Is it possible to show $(\lnot p \implies p) \implies p \vdash (\lnot \lnot p \implies p)$ in constructive logic?

Question

I was given the task of showing that $(\lnot p \implies p) \vdash p$ cannot be proven in constructive logic (that is, a system with no excluded middle, double negation, or $\lnot$-elimination).

I'm trying to assume that a proof for it exists and use that to show the law of excluded middle, or double negation to arrive at a contradiction. However, I'm a bit stuck and I'm not sure if this is the right approach.

Any input appreciated!

Answer 1

Yes. We can reduce as $$(\lnot p\to p)\to p,\lnot\lnot p\vdash p,$$ and then it suffices to show $$ (\lnot p\to p)\to p, \lnot\lnot p\vdash \lnot p \to p,$$ and again we can reduce that to $$ (\lnot p\to p)\to p,\lnot\lnot p, \lnot p\vdash p,$$ and we see we have a statement and its negation to the left of the turnstyle and we're done.

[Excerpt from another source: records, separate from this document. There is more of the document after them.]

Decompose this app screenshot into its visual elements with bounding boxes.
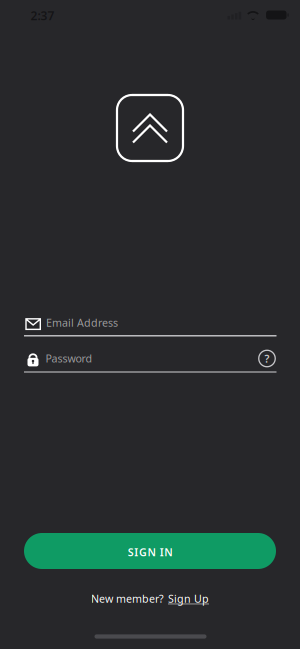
staticText: Email Address <box>46 315 118 330</box>
button[interactable]: Sign Up <box>168 591 209 606</box>
button[interactable]: Password help <box>257 348 277 368</box>
staticText: Sign Up <box>168 591 209 606</box>
staticText: 2:37 <box>30 8 54 23</box>
button[interactable]: SIGN IN <box>24 533 276 569</box>
button[interactable]: Password <box>24 346 276 373</box>
staticText: New member? <box>91 591 164 606</box>
staticText: Password <box>46 351 92 366</box>
staticText: SIGN IN <box>128 545 172 559</box>
button[interactable]: Email Address <box>24 310 276 337</box>
staticText: ? <box>264 351 270 366</box>
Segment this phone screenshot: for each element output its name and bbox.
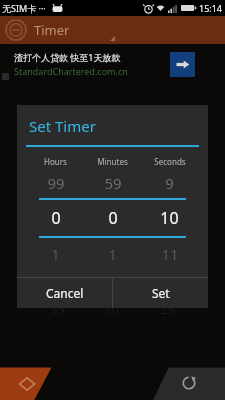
button[interactable]: 0 [84, 207, 141, 229]
button[interactable]: Cancel [17, 278, 112, 308]
staticText: Timer [34, 21, 70, 39]
staticText: 59 [104, 173, 122, 193]
button[interactable]: 11 [141, 244, 198, 264]
button[interactable]: 0 [27, 207, 84, 229]
button[interactable]: 99 [27, 173, 84, 193]
button[interactable]: 渣打个人贷款 快至1天放款 [0, 44, 225, 84]
staticText: 30 [104, 300, 119, 318]
button[interactable]: 59 [84, 173, 141, 193]
staticText: Seconds [154, 156, 186, 167]
staticText: 15:14 [199, 2, 223, 14]
button[interactable]: Reset [153, 363, 225, 400]
staticText: 11 [161, 244, 179, 264]
staticText: 9 [165, 173, 174, 193]
staticText: StandardChartered.com.cn [14, 65, 128, 77]
button[interactable]: App icon [0, 16, 225, 44]
staticText: 1 [51, 244, 60, 264]
button[interactable]: 1 [84, 244, 141, 264]
button[interactable]: 9 [141, 173, 198, 193]
staticText: Hours [44, 156, 67, 167]
button[interactable]: Set [113, 278, 208, 308]
button[interactable]: Start timer [0, 363, 66, 400]
staticText: 99 [47, 173, 65, 193]
staticText: Set [152, 285, 170, 301]
button[interactable]: Open ad [170, 52, 195, 77]
staticText: Set Timer [29, 116, 96, 136]
staticText: 0 [108, 207, 118, 229]
other: App icon [6, 20, 26, 40]
button[interactable]: 10 [141, 207, 198, 229]
staticText: 10 [160, 207, 179, 229]
staticText: Cancel [46, 285, 84, 301]
staticText: 0 [51, 207, 61, 229]
button[interactable]: 1 [27, 244, 84, 264]
staticText: 渣打个人贷款 快至1天放款 [14, 51, 121, 63]
staticText: 35 [50, 300, 65, 318]
staticText: 25 [160, 300, 175, 318]
staticText: 无SIM卡 ··· [2, 2, 46, 14]
staticText: Minutes [97, 156, 128, 167]
staticText: 1 [108, 244, 117, 264]
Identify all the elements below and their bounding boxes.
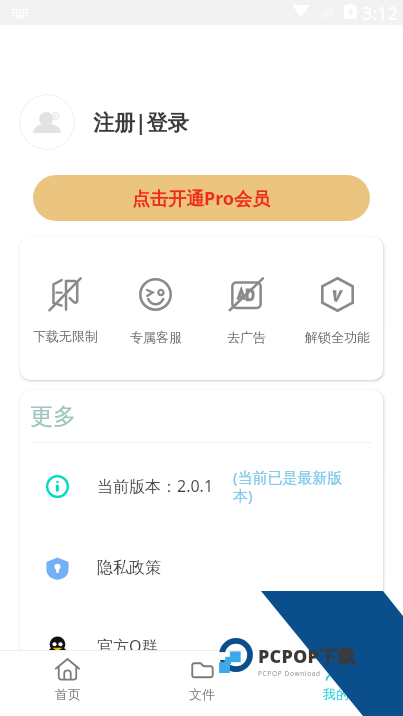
staticText: 下载无限制 [33,328,98,344]
staticText: 3:12 [362,1,398,26]
staticText: 专属客服 [130,329,182,345]
staticText: 解锁全功能 [305,329,370,345]
staticText: 首页 [55,686,81,702]
button[interactable]: 去广告 [201,237,292,380]
staticText: 当前版本：2.0.1 [97,475,214,497]
button[interactable]: 解锁全功能 [292,237,383,380]
button[interactable]: 我的 [269,651,403,716]
button[interactable]: 注册|登录 [0,94,403,150]
button[interactable]: 下载无限制 [20,237,110,380]
staticText: 官方Q群 [97,635,158,657]
staticText: 注册|登录 [93,108,189,137]
button[interactable]: 当前版本：2.0.1 [20,443,383,529]
button[interactable]: 点击开通Pro会员 [33,175,370,221]
staticText: 点击开通Pro会员 [132,186,271,211]
other: 专属客服 [138,277,173,312]
button[interactable]: 官方Q群 [20,607,383,685]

Observe that the left-hand side of the turnstyle in your title has the schematic form of proof by contradiction (note, nothing would change with the above proof if we replaced with $(\lnot p \to \bot)\to p$, and indeed this does not change the semantics of the statement, since we can prove $\bot$ from $\lnot p$ if and only if we can prove $p$ from $\lnot p$). Thus, we might expect this to be an equivalence. And it is... try to prove the other direction.

Answer 2

$\def\fitch#1#2{~~\begin{array}{|l}#1\\\hline#2\end{array}}\fitch{(\neg p\to p)\to p}{\fitch{\neg\neg p}{\fitch{\neg p}{\bot\\p}\\\neg p\to p\\p}\\\neg\neg p\to p}$

Take $(\neg p\to p)\to p$ as a premise. Assume $\neg\neg p$ and $\neg p$. Derive $p$ by explosion of the contradiction (EFQ). Deduce $\neg p\to p$ by discharging the second assumption (ie $\to$-introduction). Derive $p$ by modus ponens with the premise (or $\to$-elimination). Deduce $\neg\neg p\to p$ by discharging the first premise ($\to$-introduction).

This demonstrates that $(\neg p\to p)\to p\vdash \neg\neg p\to p$ may be derived using only rules of inference acceptable in constructive logic .

Therefore $(\neg\ p\to p)\to p$ can not be a theorem in constructive logic since it constructively entails $\neg\neg p\to p$, which is definitely not a theorem in constructive logic,

Answer 3

The question had been answered a while ago, but it's one that contains a bunch of red herrings and so I'll post the far broader principle at work:

• If $Q\to P$, then always $(N\to Q)\to(N\to P)$ as well as $(P\to p)\to(Q\to p)$.
• If $Q\to P$, then combining these we further get $\big((N\to P)\to p\big)\to\big((N\to Q)\to p\big)$.

Whenever $Q$ implies $p$, the formula also holds when setting $P=p$. Assuming explosion, $Q=\bot$ implies everything, and $p$ in particular. OP's result is obtained by further specializing with $N=\neg p$.